India operates 2,000 T-90s of different variants as well as the Buk, while Iran used a Tor to shoot down Ukrainian flight 752 in January 2020.
But it is the £50m fighter jet which was the cause of most excitement.
Justin Bronk, air power and technology expert at the RUSI think tank, said: “ Any potential opportunity to examine the radar components or electronic warfare pods on the downed SU-35 would be valuable as, even damaged, such components can confirm or undermine existing intelligence assessments about how they work.”
Prof Alessio Patalano of the Department of war Studies at King’s College, London, said:”While this war has been predominantly a land campaign which has focussed on the least advanced and modernised elements of Russia’s military, we need to remember that Russia still has capabilities that contain the technological edge of great interest to the West.
“The SU-35S isn’t a simple drone – it is a sophisticated and very advanced piece of machinery which took decades to develop. Once its tech is stolen, it isn’t easily fixable and you can be sure that, depending on what the UK and US discover, Russia will be worried.”
And that concern will be felt beyond Moscow, he said
“Examining this system won’t just allow Nato to understand Russian capabilities.
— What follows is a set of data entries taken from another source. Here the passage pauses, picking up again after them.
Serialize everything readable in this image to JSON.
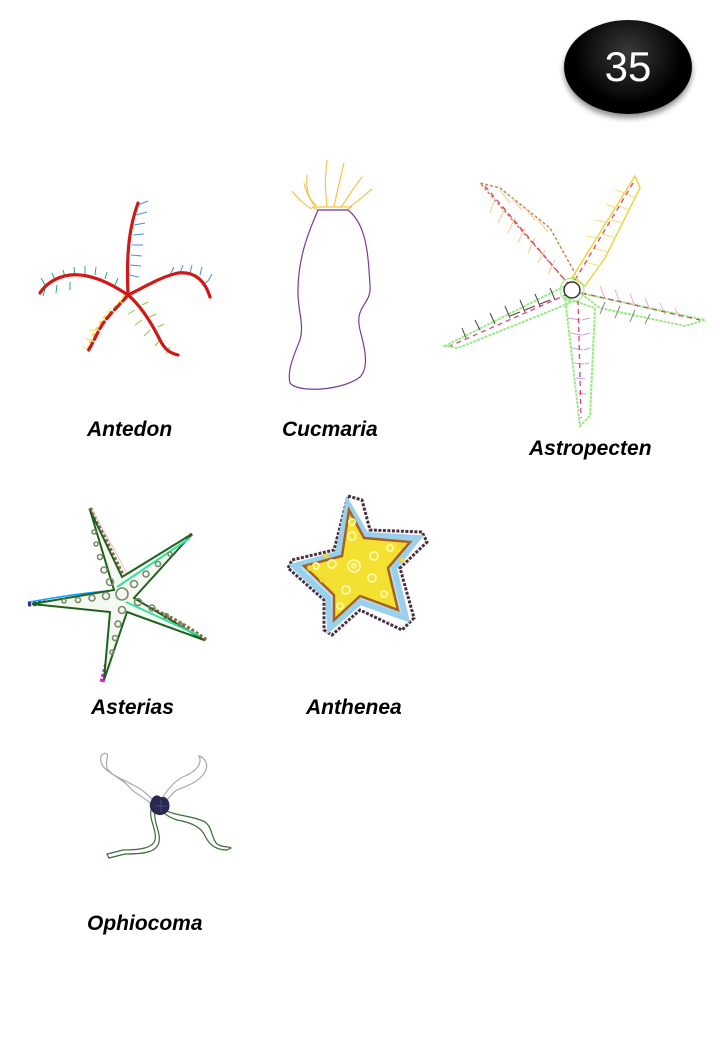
{
  "page_number": "35",
  "specimens": [
    {
      "id": "antedon",
      "name": "Antedon"
    },
    {
      "id": "cucmaria",
      "name": "Cucmaria"
    },
    {
      "id": "astropecten",
      "name": "Astropecten"
    },
    {
      "id": "asterias",
      "name": "Asterias"
    },
    {
      "id": "anthenea",
      "name": "Anthenea"
    },
    {
      "id": "ophiocoma",
      "name": "Ophiocoma"
    }
  ]
}
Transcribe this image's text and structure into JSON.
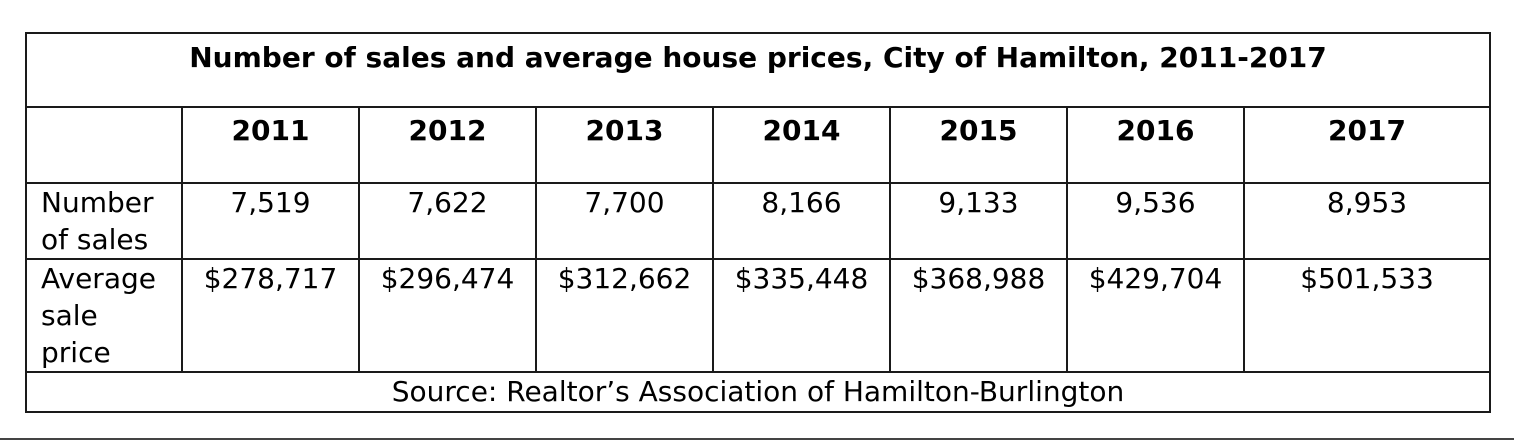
{
  "table": {
    "title": "Number of sales and average house prices, City of Hamilton, 2011-2017",
    "years": [
      "2011",
      "2012",
      "2013",
      "2014",
      "2015",
      "2016",
      "2017"
    ],
    "rows": [
      {
        "label_lines": [
          "Number",
          "of sales"
        ],
        "values": [
          "7,519",
          "7,622",
          "7,700",
          "8,166",
          "9,133",
          "9,536",
          "8,953"
        ]
      },
      {
        "label_lines": [
          "Average",
          "sale",
          "price"
        ],
        "values": [
          "$278,717",
          "$296,474",
          "$312,662",
          "$335,448",
          "$368,988",
          "$429,704",
          "$501,533"
        ]
      }
    ],
    "source": "Source:  Realtor’s Association of Hamilton-Burlington"
  }
}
China has been worried since the beginning of operations in Ukraine precisely because this could happen,’ he added.
“Because China reverse engineers everything Russian sells it, it is likely to have included elements from the SU-35 in its other, indigenous, J-Class fighters such as its superior Chengdu J-20.
“The West doesn’t have much insight into Chinese technology so, in terms of command and control and long range capabilities, this is a unique opportunity which could, potentially, make a huge difference.
“If you know the frequency a system operates on, for instance, you can disrupt it.”